Hotovely also said, "The comparison is outrageous," alluding to the comparison of between deportations of Jews during World War Two and the upcoming expulsions of Africans from Israel. 

Earlier this month, the Israel government handed eviction notices to nearly 38,000 migrants from Eritrea and Sudan to exit the country voluntarily by March-end or face indefinite jail time, New York Times has reported.

Calling the migrants, "infiltrators" Netanyahu announced over Facebook, "The government approved a plan today that will give every infiltrator two options: a flight ticket out or jail."

In January, nearly 36 Holocaust survivors, many who also spent time in concentration camps and ghettos in Europe, also penned a letter to the Israeli PM, urging him to “learn the lesson."

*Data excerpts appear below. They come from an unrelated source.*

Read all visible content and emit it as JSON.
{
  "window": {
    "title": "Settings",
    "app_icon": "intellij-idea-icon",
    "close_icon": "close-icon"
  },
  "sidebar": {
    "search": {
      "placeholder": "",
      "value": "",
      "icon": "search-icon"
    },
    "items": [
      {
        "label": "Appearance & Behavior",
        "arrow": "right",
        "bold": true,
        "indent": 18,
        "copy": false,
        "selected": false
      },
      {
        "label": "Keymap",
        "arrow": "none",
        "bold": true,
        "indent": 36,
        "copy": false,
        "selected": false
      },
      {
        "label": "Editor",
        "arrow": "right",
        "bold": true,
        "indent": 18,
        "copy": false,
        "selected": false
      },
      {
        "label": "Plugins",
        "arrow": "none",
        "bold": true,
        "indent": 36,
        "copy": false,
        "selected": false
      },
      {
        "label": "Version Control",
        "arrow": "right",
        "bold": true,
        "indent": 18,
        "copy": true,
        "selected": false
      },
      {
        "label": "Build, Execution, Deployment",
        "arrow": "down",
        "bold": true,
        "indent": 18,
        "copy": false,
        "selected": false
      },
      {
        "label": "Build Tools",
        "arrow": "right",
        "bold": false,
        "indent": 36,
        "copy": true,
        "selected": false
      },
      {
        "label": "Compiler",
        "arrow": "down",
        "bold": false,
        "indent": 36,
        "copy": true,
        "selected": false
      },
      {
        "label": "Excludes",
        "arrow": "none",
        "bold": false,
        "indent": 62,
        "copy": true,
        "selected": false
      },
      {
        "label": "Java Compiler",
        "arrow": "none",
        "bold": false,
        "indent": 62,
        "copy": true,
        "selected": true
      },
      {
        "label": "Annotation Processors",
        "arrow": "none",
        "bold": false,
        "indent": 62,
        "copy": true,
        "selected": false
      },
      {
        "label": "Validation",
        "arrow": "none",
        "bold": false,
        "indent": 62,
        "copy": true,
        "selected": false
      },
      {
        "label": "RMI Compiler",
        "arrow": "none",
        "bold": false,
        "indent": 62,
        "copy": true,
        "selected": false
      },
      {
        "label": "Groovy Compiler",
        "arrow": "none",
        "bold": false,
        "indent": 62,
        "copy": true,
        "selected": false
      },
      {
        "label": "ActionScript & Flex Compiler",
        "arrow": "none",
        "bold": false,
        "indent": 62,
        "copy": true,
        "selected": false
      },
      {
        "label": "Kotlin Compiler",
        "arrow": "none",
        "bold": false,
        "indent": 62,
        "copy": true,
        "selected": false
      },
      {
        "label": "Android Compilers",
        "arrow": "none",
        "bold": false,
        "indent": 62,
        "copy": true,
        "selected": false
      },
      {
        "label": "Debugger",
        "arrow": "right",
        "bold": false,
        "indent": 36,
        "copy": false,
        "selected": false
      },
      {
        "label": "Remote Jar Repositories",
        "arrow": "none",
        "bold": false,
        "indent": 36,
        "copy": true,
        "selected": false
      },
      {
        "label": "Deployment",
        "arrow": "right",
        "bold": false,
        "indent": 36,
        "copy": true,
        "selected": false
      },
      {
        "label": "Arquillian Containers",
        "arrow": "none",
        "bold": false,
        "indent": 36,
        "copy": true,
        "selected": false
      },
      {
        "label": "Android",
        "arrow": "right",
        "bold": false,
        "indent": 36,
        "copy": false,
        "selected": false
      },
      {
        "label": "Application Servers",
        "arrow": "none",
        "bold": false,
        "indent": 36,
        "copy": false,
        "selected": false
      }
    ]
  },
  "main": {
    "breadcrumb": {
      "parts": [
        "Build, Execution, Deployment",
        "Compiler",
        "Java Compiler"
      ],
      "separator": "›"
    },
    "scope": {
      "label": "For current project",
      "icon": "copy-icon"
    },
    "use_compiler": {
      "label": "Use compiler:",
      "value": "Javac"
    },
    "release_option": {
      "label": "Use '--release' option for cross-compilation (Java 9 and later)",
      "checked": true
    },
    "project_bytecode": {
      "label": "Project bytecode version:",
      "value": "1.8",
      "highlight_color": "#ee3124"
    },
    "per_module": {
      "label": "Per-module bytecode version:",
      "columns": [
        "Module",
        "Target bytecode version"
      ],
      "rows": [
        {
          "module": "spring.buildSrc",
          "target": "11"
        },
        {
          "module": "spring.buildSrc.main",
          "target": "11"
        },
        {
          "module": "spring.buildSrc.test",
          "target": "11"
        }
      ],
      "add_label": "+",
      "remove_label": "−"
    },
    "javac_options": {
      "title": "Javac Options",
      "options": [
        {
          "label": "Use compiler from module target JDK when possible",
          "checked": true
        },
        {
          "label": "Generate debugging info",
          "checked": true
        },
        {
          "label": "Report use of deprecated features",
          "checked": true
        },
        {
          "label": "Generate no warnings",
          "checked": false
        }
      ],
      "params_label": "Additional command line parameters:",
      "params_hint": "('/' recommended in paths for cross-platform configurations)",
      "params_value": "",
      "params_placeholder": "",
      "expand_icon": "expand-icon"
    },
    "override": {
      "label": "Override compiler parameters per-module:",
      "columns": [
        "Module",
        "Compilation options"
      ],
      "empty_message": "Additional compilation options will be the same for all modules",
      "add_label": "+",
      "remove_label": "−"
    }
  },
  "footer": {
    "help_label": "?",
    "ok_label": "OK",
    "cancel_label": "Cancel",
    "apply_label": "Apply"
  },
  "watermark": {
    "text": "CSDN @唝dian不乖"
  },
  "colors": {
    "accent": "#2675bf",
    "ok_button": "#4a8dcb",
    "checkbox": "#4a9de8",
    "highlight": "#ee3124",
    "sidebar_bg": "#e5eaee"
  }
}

“As a country founded by refugees,” said another letter signed by 850 members of the Jewish clergy and delivered to Israeli embassies and consulates in the United States and Canada, “and whose early leaders helped craft the 1951 International Convention on the Status of Refugees, Israel must not deport those seeking asylum within its borders," New York Times reported.

Around 60,000 Sudanese and Eritreans crossed the border from Egypt to reach Israel in 2005. The influx came to a halt in 2012 when Israel decided to put a steel barricade on a 150-mile long stretch bordering Egypt, the New York Times reported.